Lady Louise is, astrologically speaking, a very special person. In fact, anyone born between 09:06 on November 8, and 01:11, November 9, 2003, shares with Louise an extraordinary horoscope. Astrologers, at the time, and sometimes for some years in advance, had recognized the specialness of the day and had called it the Harmonic Concordance of 2003 (see here; here; here; here; etc.), a riff upon the so-called Harmonic Convergence of 1987.
Here is Lady Louise's birthchart [click to enlarge].
What's special about it is a) in particular, the Grand Sextile, aka a Star of David, and b) that she was born under a full moon that, 106 minutes later, would become a total lunar eclipse.
In order to see the Grand Sextile more clearly, here is her chart [click to enlarge] with the aspects to Mercury, Venus, Uranus, Neptune and Pluto removed.
I have well over a thousand charts and hers is the only one with a near-prefect Grand Sextile.
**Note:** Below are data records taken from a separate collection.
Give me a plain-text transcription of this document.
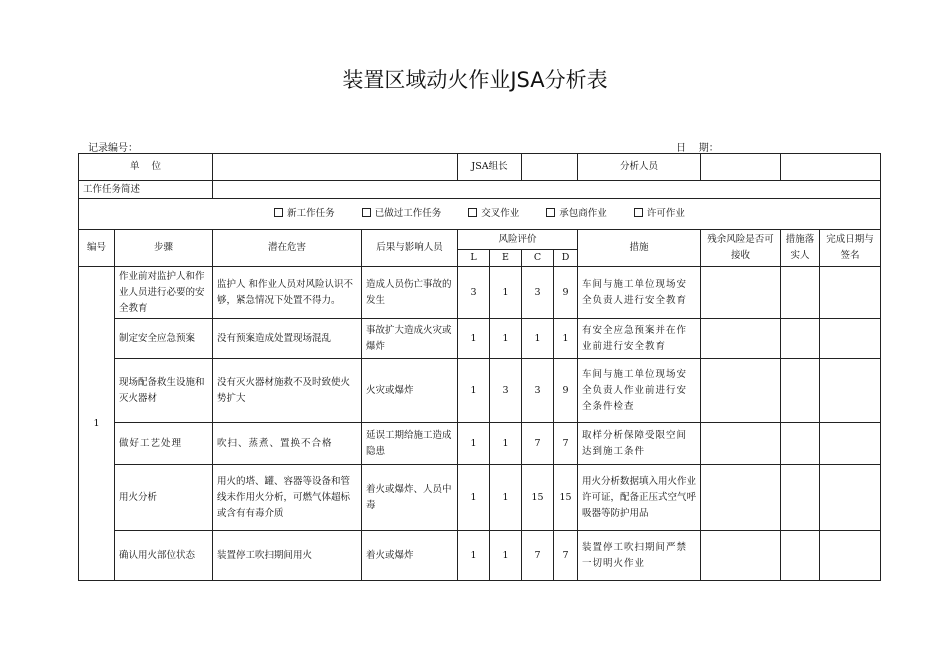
装置区域动火作业JSA分析表
记录编号：	日    期：
单    位				JSA组长				分析人员			
工作任务简述											
新工作任务 已做过工作任务 交叉作业 承包商作业 许可作业											
编号	步骤	潜在危害	后果与影响人员	风险评价				措施	残余风险是否可接收	措施落实人	完成日期与签名
				L	E	C	D				
1	作业前对监护人和作业人员进行必要的安全教育	监护人 和作业人员对风险认识不够，紧急情况下处置不得力。	造成人员伤亡事故的发生	3	1	3	9	车间与施工单位现场安全负责人进行安全教育			
	制定安全应急预案	没有预案造成处置现场混乱	事故扩大造成火灾或爆炸	1	1	1	1	有安全应急预案并在作业前进行安全教育			
	现场配备救生设施和灭火器材	没有灭火器材施救不及时致使火势扩大	火灾或爆炸	1	3	3	9	车间与施工单位现场安全负责人作业前进行安全条件检查			
	做好工艺处理	吹扫、蒸煮、置换不合格	延误工期给施工造成隐患	1	1	7	7	取样分析保障受限空间达到施工条件			
	用火分析	用火的塔、罐、容器等设备和管线未作用火分析，可燃气体超标或含有有毒介质	着火或爆炸、人员中毒	1	1	15	15	用火分析数据填入用火作业许可证，配备正压式空气呼吸器等防护用品			
	确认用火部位状态	装置停工吹扫期间用火	着火或爆炸	1	1	7	7	装置停工吹扫期间严禁一切明火作业			
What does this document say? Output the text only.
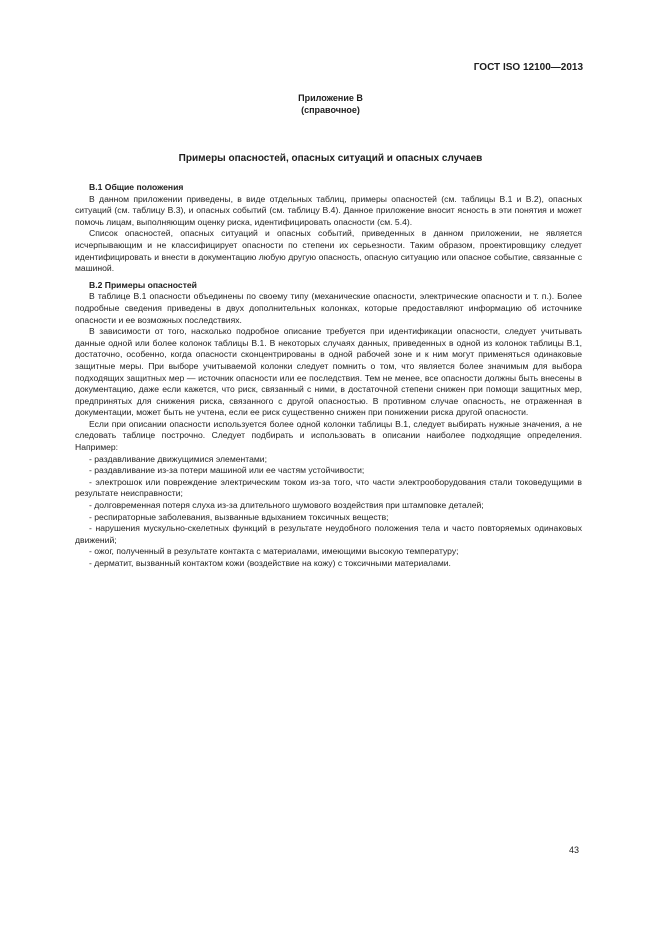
ГОСТ ISO 12100—2013
Приложение В
(справочное)
Примеры опасностей, опасных ситуаций и опасных случаев

В.1 Общие положения

В данном приложении приведены, в виде отдельных таблиц, примеры опасностей (см. таблицы В.1 и В.2), опасных ситуаций (см. таблицу В.3), и опасных событий (см. таблицу В.4). Данное приложение вносит ясность в эти понятия и может помочь лицам, выполняющим оценку риска, идентифицировать опасности (см. 5.4).

Список опасностей, опасных ситуаций и опасных событий, приведенных в данном приложении, не является исчерпывающим и не классифицирует опасности по степени их серьезности. Таким образом, проектировщику следует идентифицировать и внести в документацию любую другую опасность, опасную ситуацию или опасное событие, связанные с машиной.

В.2 Примеры опасностей

В таблице В.1 опасности объединены по своему типу (механические опасности, электрические опасности и т. п.). Более подробные сведения приведены в двух дополнительных колонках, которые предоставляют информацию об источнике опасности и ее возможных последствиях.

В зависимости от того, насколько подробное описание требуется при идентификации опасности, следует учитывать данные одной или более колонок таблицы В.1. В некоторых случаях данных, приведенных в одной из колонок таблицы В.1, достаточно, особенно, когда опасности сконцентрированы в одной рабочей зоне и к ним могут применяться одинаковые защитные меры. При выборе учитываемой колонки следует помнить о том, что является более значимым для выбора подходящих защитных мер — источник опасности или ее последствия. Тем не менее, все опасности должны быть внесены в документацию, даже если кажется, что риск, связанный с ними, в достаточной степени снижен при помощи защитных мер, предпринятых для снижения риска, связанного с другой опасностью. В противном случае опасность, не отраженная в документации, может быть не учтена, если ее риск существенно снижен при понижении риска другой опасности.

Если при описании опасности используется более одной колонки таблицы В.1, следует выбирать нужные значения, а не следовать таблице построчно. Следует подбирать и использовать в описании наиболее подходящие определения. Например:

- раздавливание движущимися элементами;

- раздавливание из-за потери машиной или ее частям устойчивости;

- электрошок или повреждение электрическим током из-за того, что части электрооборудования стали токоведущими в результате неисправности;

- долговременная потеря слуха из-за длительного шумового воздействия при штамповке деталей;

- респираторные заболевания, вызванные вдыханием токсичных веществ;

- нарушения мускульно-скелетных функций в результате неудобного положения тела и часто повторяемых одинаковых движений;

- ожог, полученный в результате контакта с материалами, имеющими высокую температуру;

- дерматит, вызванный контактом кожи (воздействие на кожу) с токсичными материалами.

43
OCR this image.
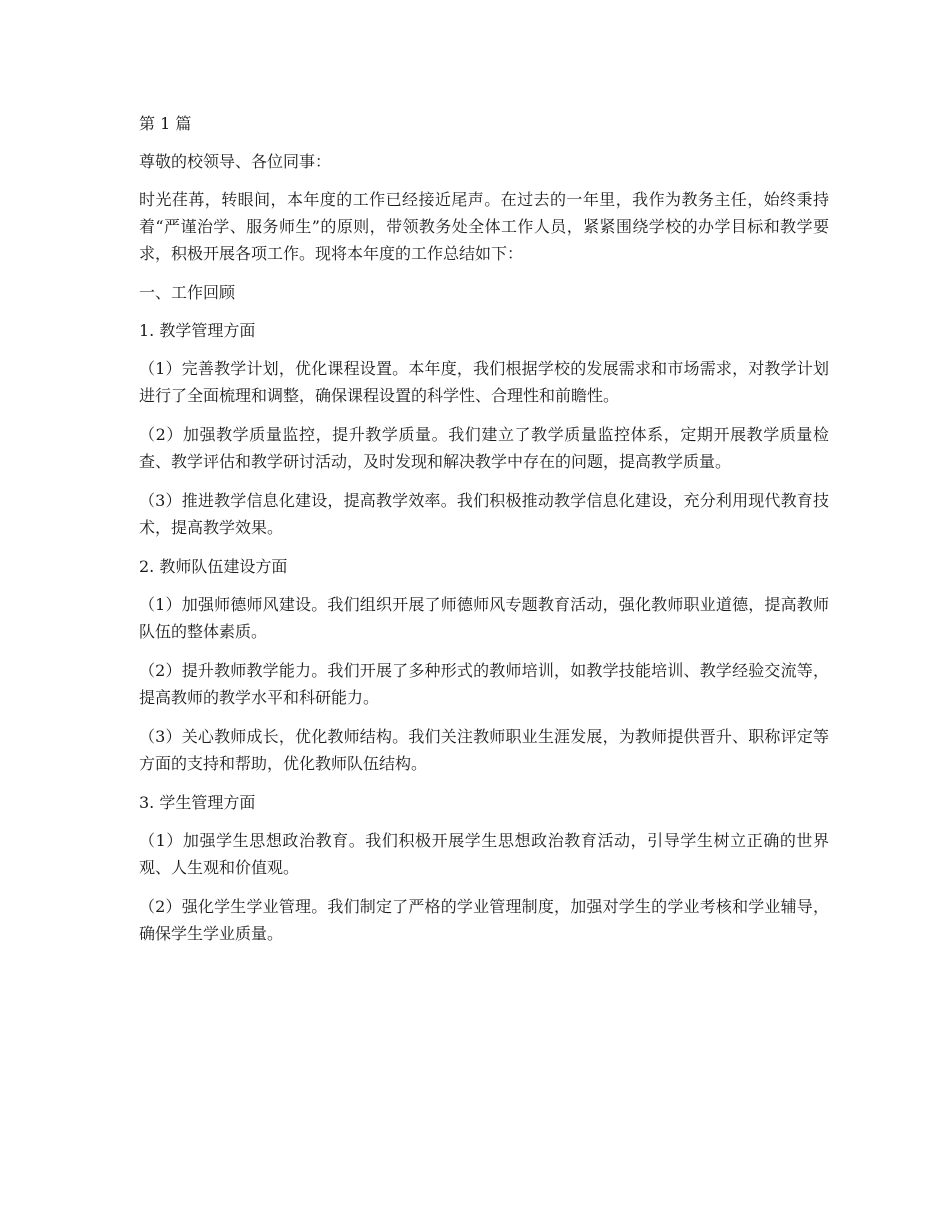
第 1 篇

尊敬的校领导、各位同事：

时光荏苒，转眼间，本年度的工作已经接近尾声。在过去的一年里，我作为教务主任，始终秉持着“严谨治学、服务师生”的原则，带领教务处全体工作人员，紧紧围绕学校的办学目标和教学要求，积极开展各项工作。现将本年度的工作总结如下：

一、工作回顾

1. 教学管理方面

（1）完善教学计划，优化课程设置。本年度，我们根据学校的发展需求和市场需求，对教学计划进行了全面梳理和调整，确保课程设置的科学性、合理性和前瞻性。

（2）加强教学质量监控，提升教学质量。我们建立了教学质量监控体系，定期开展教学质量检查、教学评估和教学研讨活动，及时发现和解决教学中存在的问题，提高教学质量。

（3）推进教学信息化建设，提高教学效率。我们积极推动教学信息化建设，充分利用现代教育技术，提高教学效果。

2. 教师队伍建设方面

（1）加强师德师风建设。我们组织开展了师德师风专题教育活动，强化教师职业道德，提高教师队伍的整体素质。

（2）提升教师教学能力。我们开展了多种形式的教师培训，如教学技能培训、教学经验交流等，提高教师的教学水平和科研能力。

（3）关心教师成长，优化教师结构。我们关注教师职业生涯发展，为教师提供晋升、职称评定等方面的支持和帮助，优化教师队伍结构。

3. 学生管理方面

（1）加强学生思想政治教育。我们积极开展学生思想政治教育活动，引导学生树立正确的世界观、人生观和价值观。

（2）强化学生学业管理。我们制定了严格的学业管理制度，加强对学生的学业考核和学业辅导，确保学生学业质量。
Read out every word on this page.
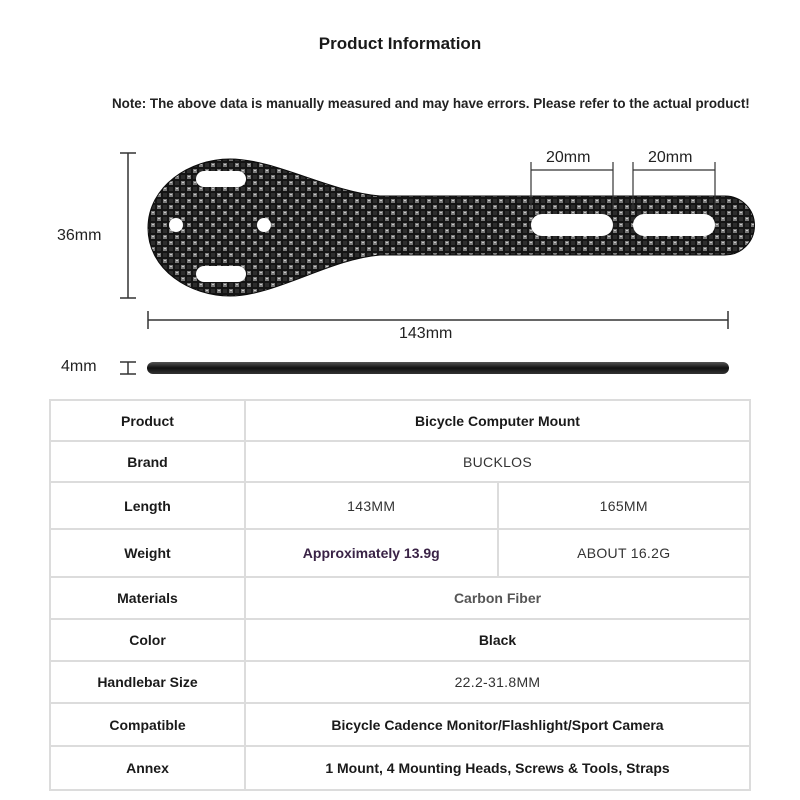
Product Information
Note: The above data is manually measured and may have errors. Please refer to the actual product!
36mm
143mm
4mm
20mm	20mm
Product	Bicycle Computer Mount	
Brand	BUCKLOS	
Length	143MM	165MM
Weight	Approximately 13.9g	ABOUT 16.2G
Materials	Carbon Fiber	
Color	Black	
Handlebar Size	22.2-31.8MM	
Compatible	Bicycle Cadence Monitor/Flashlight/Sport Camera	
Annex	1 Mount, 4 Mounting Heads, Screws & Tools, Straps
If she were male, some might believe she were a messianic figure; and any males born at roughly the same time would be likely, I'd have thought, to develop messianic complexes.
How the chart will work out in her life is unknowable. It could be that her life will be far too easy and she might never feel the need to strive to achieve anything - drugs and laziness might overcome her. But, with the right opportunities, Lady Louise could have an extraordinarily positive impact upon Britain and the world.